The study involved 12000 existing security professionals throughout the world; two-thirds of whom hold an (ISC)2 qualification while one-third do not. “It’s about 20% larger than our last survey – and I think we’re safe in saying it is the largest survey of its kind ever undertaken,” said John Colley, managing director, (ISC)2 EMEA, in discussion with Infosecurity.
Colley believes that three key findings come out of the survey. The first is that the industry simply isn’t attracting enough staff of sufficient quality. “There is an apparent skills shortage in terms of the number of people that are required to actually provide advice and guidance on information security. That’s having a negative impact in a number of areas. First of all,” he explained, “it’s impacting on the workforce itself – 71% said they felt under strain because they don’t have enough staff in place.” Then, he added, that shortage is affecting the company, having a direct effect on the number of breaches and the company’s ability to respond to incidents. And finally, according to 47% of respondents, that inability then has a direct effect on the organization’s customers.

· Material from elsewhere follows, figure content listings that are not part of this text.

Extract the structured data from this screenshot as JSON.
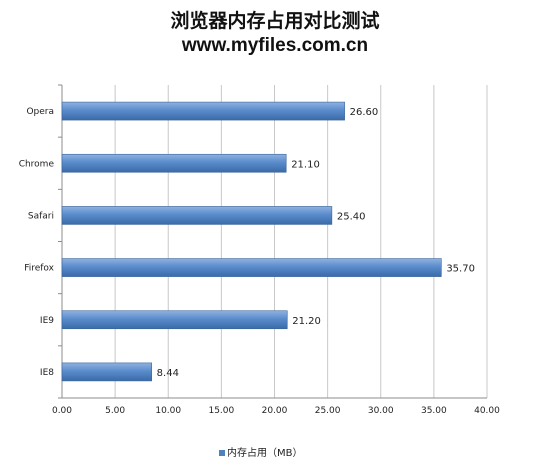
{
  "chart_data": {
    "type": "bar",
    "orientation": "horizontal",
    "title": "浏览器内存占用对比测试",
    "subtitle": "www.myfiles.com.cn",
    "categories": [
      "Opera",
      "Chrome",
      "Safari",
      "Firefox",
      "IE9",
      "IE8"
    ],
    "series": [
      {
        "name": "内存占用（MB）",
        "values": [
          26.6,
          21.1,
          25.4,
          35.7,
          21.2,
          8.44
        ],
        "labels": [
          "26.60",
          "21.10",
          "25.40",
          "35.70",
          "21.20",
          "8.44"
        ],
        "color": "#4f81bd"
      }
    ],
    "xlim": [
      0,
      40
    ],
    "xticks": [
      "0.00",
      "5.00",
      "10.00",
      "15.00",
      "20.00",
      "25.00",
      "30.00",
      "35.00",
      "40.00"
    ],
    "grid": true,
    "legend": "bottom"
  }
}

“If this issue is not adequately addressed,” warned Colley, “eventually it’s going to have a ripple effect right through the global economy.” He believes that the main problem starts with the education system. “We’re caught in a Catch 22 problem,” he said. “Companies want to employ experienced staff, but without the employment, people can’t get the experience.” While in many professions the education system at least provides some direct training, it doesn’t happen with security, he added. “If you want to be a civil engineer, you can get a degree in civil engineering; but the universities do not offer a degree in security.”
The second issue highlighted by the survey is an apparent disconnect between IT development and infosecurity. “Application security and software development is perceived as the number one issue for security professionals,” said Colley. “This is because IT doesn’t understand security, and security doesn’t get involved in software development.” One of the approaches we’re taking as an organization, he added, “is to engage more with academia, suggesting that basic security should be taught within IT and science courses. That way, when we turn out computer science graduates, at least they understand the fundamental principles of infosec. They should understand how to identify security requirements, how to design and architect security into systems, and how to code and test for security weaknesses.”
The problem is that neither of these are new issues. They have all been highlighted by (ISC)2 before; but rather than improving, they are arguably getting worse. “The people who are already in the profession,” said Colley, “are in a very privileged position – it’s a bit like the position IT was in 30 or 40 years ago, when they were the prima donnas. With IT, people were very quickly attracted into the profession – but I’m a bit concerned that this is taking so long for security.”
The attractiveness of the profession is the third key finding of the survey. “Information security as a career is resilient,” said Colley. “It’s flourishing, pretty well paid, provides good job security, and has little movement other than career progression.” With safe jobs and good pay, it is now up to education to furnish the right skills.